The Children’s Craniofacial team has discontinued with the retirement of Dr. Whateley and Dr. Shupe and those anticipated in the next few years. If your child needs cleft lip and palate care, we recommend Riley’s Children’s Hospital cleft team program. If you or your child was a patient with the Children’s Craniofacial Center and need further care or direction, please call our office to schedule an appointment with Dr. Severinac. He would be thrilled to see you!
The Children’s Craniofacial Center Team met every other month to evaluate and provide ongoing care and planning for these very special children. The team members included Dr. Severinac (Plastic Surgery), Dr. Whateley (Orthodontics), Dr. James Shupe (Pediatric Dentistry), Dr. Stephen Schreck (Otolaryngology), Dr. Mulokozi Lugakingira (Oral Surgery), , and Rebecca Ghent (Nurse Coordinator).
Dr. Severinac was the co-founder and co-director of the Children’s Craniofacial Center with Dr. Baron Whateley from 1996 to 2019. The center specialized in a team approach treating children with craniofacial abnormalities from birth through adolescents. This team approach is crucial because children born with severe deformities require treatment from several medical specialties.
Cleft lip and palate are the most common craniofacial deformities affecting newborns in the United States. According to the American Society of Plastic Surgeons, the problem affects approximately one in every 800 babies born. Cleft lip and cleft palate are associated birth defects and occur while the infant is still developing within the womb. Under normal conditions, the left and right sides of the upper lip and the roof of the mouth (palate) will meet and grow together within the early weeks of development. In the case of a cleft lip or palate, however, these two sections never fully meet. If the two lip sections fail to grow together, the result is a cleft lip. If the two portions of the roof do not meet, the result is a cleft palate. It is possible for a child to be born with a cleft of the lip, cleft palate, on one or both sides, in any combination.

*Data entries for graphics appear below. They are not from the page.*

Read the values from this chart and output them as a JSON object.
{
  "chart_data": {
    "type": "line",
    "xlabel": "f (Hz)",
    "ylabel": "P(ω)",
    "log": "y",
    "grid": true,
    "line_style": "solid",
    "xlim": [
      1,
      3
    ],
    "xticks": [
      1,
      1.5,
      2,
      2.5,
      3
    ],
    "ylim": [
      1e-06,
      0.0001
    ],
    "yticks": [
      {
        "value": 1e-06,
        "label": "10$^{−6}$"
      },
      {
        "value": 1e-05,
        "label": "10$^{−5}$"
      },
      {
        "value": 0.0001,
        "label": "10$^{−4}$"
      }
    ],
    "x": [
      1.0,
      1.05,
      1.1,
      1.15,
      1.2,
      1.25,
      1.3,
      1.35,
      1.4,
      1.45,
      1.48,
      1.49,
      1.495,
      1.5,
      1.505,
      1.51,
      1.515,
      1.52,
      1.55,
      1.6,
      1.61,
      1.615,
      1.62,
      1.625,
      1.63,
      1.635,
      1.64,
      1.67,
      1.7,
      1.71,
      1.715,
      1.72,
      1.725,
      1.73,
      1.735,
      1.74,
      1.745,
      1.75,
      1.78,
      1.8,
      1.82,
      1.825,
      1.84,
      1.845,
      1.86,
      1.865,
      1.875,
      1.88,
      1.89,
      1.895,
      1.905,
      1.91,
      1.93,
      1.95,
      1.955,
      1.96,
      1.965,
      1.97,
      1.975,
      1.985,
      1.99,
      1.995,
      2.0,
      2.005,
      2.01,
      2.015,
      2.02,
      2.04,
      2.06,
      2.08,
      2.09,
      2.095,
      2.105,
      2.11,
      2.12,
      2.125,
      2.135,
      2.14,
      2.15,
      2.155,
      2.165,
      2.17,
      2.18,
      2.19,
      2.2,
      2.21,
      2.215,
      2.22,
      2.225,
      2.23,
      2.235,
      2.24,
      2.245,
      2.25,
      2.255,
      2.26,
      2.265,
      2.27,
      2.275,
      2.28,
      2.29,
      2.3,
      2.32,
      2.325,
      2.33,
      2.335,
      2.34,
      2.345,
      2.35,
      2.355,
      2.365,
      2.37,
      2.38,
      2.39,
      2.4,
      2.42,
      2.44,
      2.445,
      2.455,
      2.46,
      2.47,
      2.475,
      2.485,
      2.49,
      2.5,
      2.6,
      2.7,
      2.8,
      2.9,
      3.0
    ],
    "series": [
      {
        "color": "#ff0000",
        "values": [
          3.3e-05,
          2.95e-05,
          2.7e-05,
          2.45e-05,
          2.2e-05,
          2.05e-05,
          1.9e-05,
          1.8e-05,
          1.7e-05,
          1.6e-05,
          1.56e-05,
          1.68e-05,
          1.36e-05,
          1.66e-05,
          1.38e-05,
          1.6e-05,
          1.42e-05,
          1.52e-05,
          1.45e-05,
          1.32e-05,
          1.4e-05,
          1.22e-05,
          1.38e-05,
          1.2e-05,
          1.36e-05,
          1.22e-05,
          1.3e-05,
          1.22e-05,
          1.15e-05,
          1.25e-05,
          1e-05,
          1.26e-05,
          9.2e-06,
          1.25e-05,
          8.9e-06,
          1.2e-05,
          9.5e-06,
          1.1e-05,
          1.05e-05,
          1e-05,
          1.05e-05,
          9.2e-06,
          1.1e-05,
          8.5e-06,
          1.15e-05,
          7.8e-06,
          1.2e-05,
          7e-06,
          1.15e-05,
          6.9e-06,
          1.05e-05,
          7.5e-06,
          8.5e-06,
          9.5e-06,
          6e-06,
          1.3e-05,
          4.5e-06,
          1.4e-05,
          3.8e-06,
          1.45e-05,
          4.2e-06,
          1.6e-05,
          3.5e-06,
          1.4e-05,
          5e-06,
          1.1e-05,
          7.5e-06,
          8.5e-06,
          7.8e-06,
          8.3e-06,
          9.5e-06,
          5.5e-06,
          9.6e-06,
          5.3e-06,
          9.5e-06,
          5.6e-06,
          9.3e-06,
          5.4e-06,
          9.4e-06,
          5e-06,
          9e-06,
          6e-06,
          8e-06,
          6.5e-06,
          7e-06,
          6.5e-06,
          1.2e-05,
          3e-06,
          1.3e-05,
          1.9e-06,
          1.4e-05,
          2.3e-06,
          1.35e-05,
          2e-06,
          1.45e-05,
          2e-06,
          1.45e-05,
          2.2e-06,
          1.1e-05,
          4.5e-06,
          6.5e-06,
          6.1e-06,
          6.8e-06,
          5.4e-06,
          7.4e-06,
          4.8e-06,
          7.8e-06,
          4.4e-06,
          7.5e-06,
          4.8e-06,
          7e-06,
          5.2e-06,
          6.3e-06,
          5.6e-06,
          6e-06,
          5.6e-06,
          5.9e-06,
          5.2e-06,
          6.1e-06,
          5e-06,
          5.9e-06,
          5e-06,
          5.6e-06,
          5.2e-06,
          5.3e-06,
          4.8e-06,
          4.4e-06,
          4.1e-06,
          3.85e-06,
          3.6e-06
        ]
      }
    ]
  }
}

The children closely for speech and hearing difficulties. Dr. Schreck directed ear care. Almost all patients with cleft palates need ear tubes to drain the middle ear in order to avoid recurrent infections, hearing loss, and subsequent speech failure. Dr. Shupe directed tooth hygiene and dental cavity care which can be a challenge in these children. Dr. Whateley directed orthodontics and helps to plan the plastic and orthognathic procedures performed by the surgeons in the group.
Our surgical approach for cleft lip and palate repair was working from the inside out. The dental and facial bone structure was corrected with a custom dental maxillary activated appliance [DMAA] also known as the Latham Appliance, made from a palatal impression and placed a few months after birth by Dr. Whateley. During that same surgery, Dr. Schreck placed ear tubes to allow drainage of the middle ear. The appliance brought the palatal segment slowly together as the baby’s parents turned a screw a small amount each day. At about 4 to 6 months, the appliance was removed and the gum line portion of the palate was repaired with bone graft by Dr. Severinac. This established the dental arch form through which the teeth can grow. At about nine to 12 months, the remaining palate and lip was repaired by Dr. Severinac.
Most centers do no repair the gum line area initially and leave this open until early puberty. In these cases, the teeth will be severely misaligned and a hole from the mouth to the gumline will persist causing cosmetic embarrassment and fluid escape through the nose when eating. An operation to close the gum line with bone graft will be necessary later in childhood or adolescence, a very difficult and embarrassing burden to a teenager. Our team, on the other hand obtained complete repair by around one year of age, giving the patient the best chance for normal speech and dental development. This was only possible with Dr. Whateley’s expertise with the DMAA in bringing the wide clefts together and his keen knowledge of the dental and medical literature supporting his techniques. Dr. Severinac’s surgical skill was required in performing these very delicate and challenging procedures.
In cleft children, inadequate growth of the midface and upper jaw is often encountered. Dr. Whateley and Dr. Lukakingira worked together to realign the upper jaw if needed in the teenage years. This is best done in the intact dental arch our protocol establishes early on.